Vascular endothelial growth factor (VEGF) and its receptor VEGFR2 or KDR play major roles in promoting the formation of new blood vessels [50, 51]. VEGFA and the receptor KDR were both examined to be expressed much lower in the YHHY treated tumors than those in the DMBA controls (Fig. 4c-e). While the less expressions of VEGF and its receptor may due to the less blood vessels in the YHHY treated DMBA tumors, we found that YHHY treatment blocked the activation of KDR at its major autophosphorylation site, i.e., Tyr951/996 [52] (Fig. 4c-e). These results suggested that the continuous use of YHHY Decoction in rats blocked the initiation and development of neoangiogenesis.

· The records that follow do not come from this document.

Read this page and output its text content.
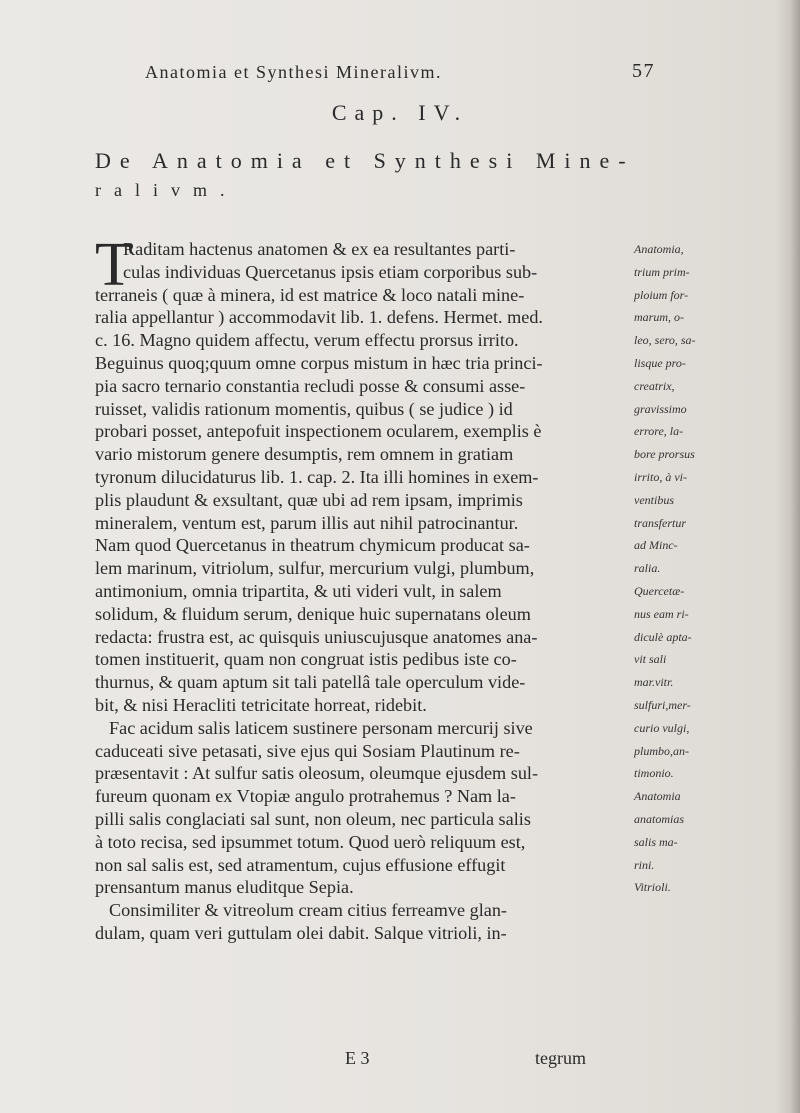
Anatomia et Synthesi Mineralivm.	57
Cap. IV.
De Anatomia et Synthesi Mine-
ralivm.
T
Raditam hactenus anatomen & ex ea resultantes parti-
culas individuas Quercetanus ipsis etiam corporibus sub-
terraneis ( quæ à minera, id est matrice & loco natali mine-
ralia appellantur ) accommodavit lib. 1. defens. Hermet. med.
c. 16. Magno quidem affectu, verum effectu prorsus irrito.
Beguinus quoq;quum omne corpus mistum in hæc tria princi-
pia sacro ternario constantia recludi posse & consumi asse-
ruisset, validis rationum momentis, quibus ( se judice ) id
probari posset, antepofuit inspectionem ocularem, exemplis è
vario mistorum genere desumptis, rem omnem in gratiam
tyronum dilucidaturus lib. 1. cap. 2. Ita illi homines in exem-
plis plaudunt & exsultant, quæ ubi ad rem ipsam, imprimis
mineralem, ventum est, parum illis aut nihil patrocinantur.
Nam quod Quercetanus in theatrum chymicum producat sa-
lem marinum, vitriolum, sulfur, mercurium vulgi, plumbum,
antimonium, omnia tripartita, & uti videri vult, in salem
solidum, & fluidum serum, denique huic supernatans oleum
redacta: frustra est, ac quisquis uniuscujusque anatomes ana-
tomen instituerit, quam non congruat istis pedibus iste co-
thurnus, & quam aptum sit tali patellâ tale operculum vide-
bit, & nisi Heracliti tetricitate horreat, ridebit.
Fac acidum salis laticem sustinere personam mercurij sive
caduceati sive petasati, sive ejus qui Sosiam Plautinum re-
præsentavit : At sulfur satis oleosum, oleumque ejusdem sul-
fureum quonam ex Vtopiæ angulo protrahemus ? Nam la-
pilli salis conglaciati sal sunt, non oleum, nec particula salis
à toto recisa, sed ipsummet totum. Quod uerò reliquum est,
non sal salis est, sed atramentum, cujus effusione effugit
prensantum manus eluditque Sepia.
Consimiliter & vitreolum cream citius ferreamve glan-
dulam, quam veri guttulam olei dabit. Salque vitrioli, in-
Anatomia,
trium prim-
ploium for-
marum, o-
leo, sero, sa-
lisque pro-
creatrix,
gravissimo
errore, la-
bore prorsus
irrito, à vi-
ventibus
transfertur
ad Minc-
ralia.
Quercetæ-
nus eam ri-
diculè apta-
vit sali
mar.vitr.
sulfuri,mer-
curio vulgi,
plumbo,an-
timonio.
Anatomia
anatomias
salis ma-
rini.
Vitrioli.
E 3	tegrum
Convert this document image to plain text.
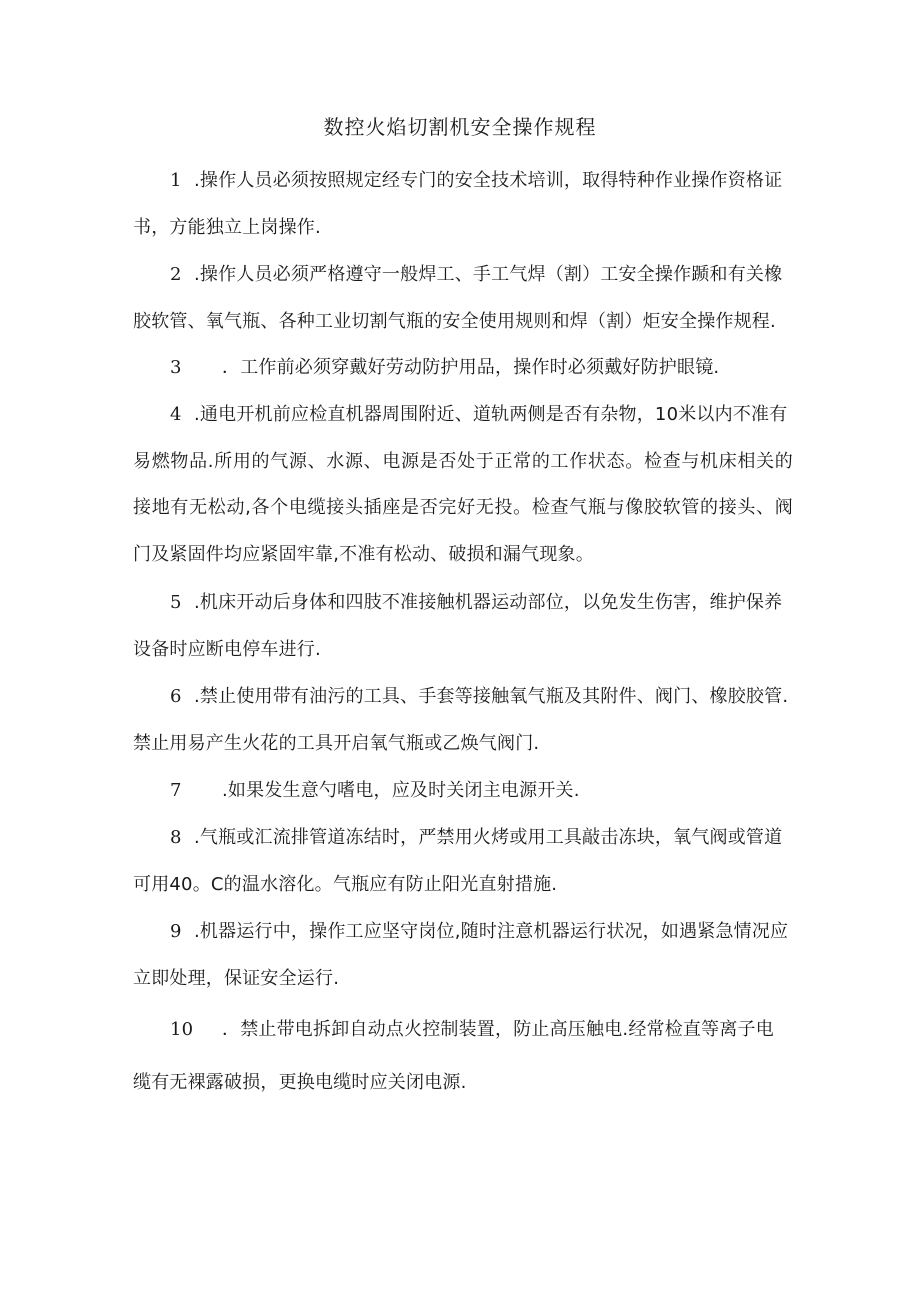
数控火焰切割机安全操作规程
1 .操作人员必须按照规定经专门的安全技术培训，取得特种作业操作资格证
书，方能独立上岗操作.
2 .操作人员必须严格遵守一般焊工、手工气焊（割）工安全操作踬和有关橡
胶软管、氧气瓶、各种工业切割气瓶的安全使用规则和焊（割）炬安全操作规程.
3 ．工作前必须穿戴好劳动防护用品，操作时必须戴好防护眼镜.
4 .通电开机前应检直机器周围附近、道轨两侧是否有杂物，10米以内不准有
易燃物品.所用的气源、水源、电源是否处于正常的工作状态。检查与机床相关的接地有无松动,各个电缆接头插座是否完好无投。检查气瓶与像胶软管的接头、阀门及紧固件均应紧固牢靠,不准有松动、破损和漏气现象。
5 .机床开动后身体和四肢不准接触机器运动部位，以免发生伤害，维护保养
设备时应断电停车进行.
6 .禁止使用带有油污的工具、手套等接触氧气瓶及其附件、阀门、橡胶胶管.
禁止用易产生火花的工具开启氧气瓶或乙焕气阀门.
7 .如果发生意勺嗜电，应及时关闭主电源开关.
8 .气瓶或汇流排管道冻结时，严禁用火烤或用工具敲击冻块，氧气阀或管道
可用40。C的温水溶化。气瓶应有防止阳光直射措施.
9 .机器运行中，操作工应坚守岗位,随时注意机器运行状况，如遇紧急情况应
立即处理，保证安全运行.
10 ．禁止带电拆卸自动点火控制装置，防止高压触电.经常检直等离子电
缆有无裸露破损，更换电缆时应关闭电源.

The IPA analysis also revealed that regulation of free radical scavenging is one of the possible mechanisms of action of the YHHY Decoction. Numerous studies have shown that free radicals reactive oxygen species are generated by exposure to DMBA [53, 54]. A balance between free radicals and antioxidants is necessary for proper physiological function. If free radicals overwhelm the body’s ability to regulate them, a condition known as oxidative stress ensues. Free radicals thus adversely alter lipids, proteins, and DNA and trigger a number of human diseases including cancer [55]. Thus, the antioxidant capacity of YHHY Decoction was measured by two sets of analyses: (1) anti-oxidant enzyme activities of SOD, GPx and CAT; and (2) biochemicals of MDA and total NOx. As shown in Table. 3, DMBA induction significantly stimulated the enzyme activity of SOD and GPx in the mammary tumors by 54 and 61%, respectively (P < 0.01). Treatment with YHHY Decoction completely blocked the enzymatic activation, reduced the mean value of the SOD enzyme activity similar to those of the control group (P = 0.41) and an even lower of the GPx activity (P = 0.02). DMBA induction decreased the CAT activity by 17% in comparing to the control group (P < 0.01), and the application of YHHY Decoction had no further effect (P = 0.44). In addition, DMBA significantly increased MDA and NOx levels by 36 and 54%, respectively (P < 0.01), but these increases were completely blocked by YHHY Decoction for MDA (P = 0.47) and NOx (P = 0.38). These results indicated a strong capacity of YHHY Decoction on anti-oxidative stress.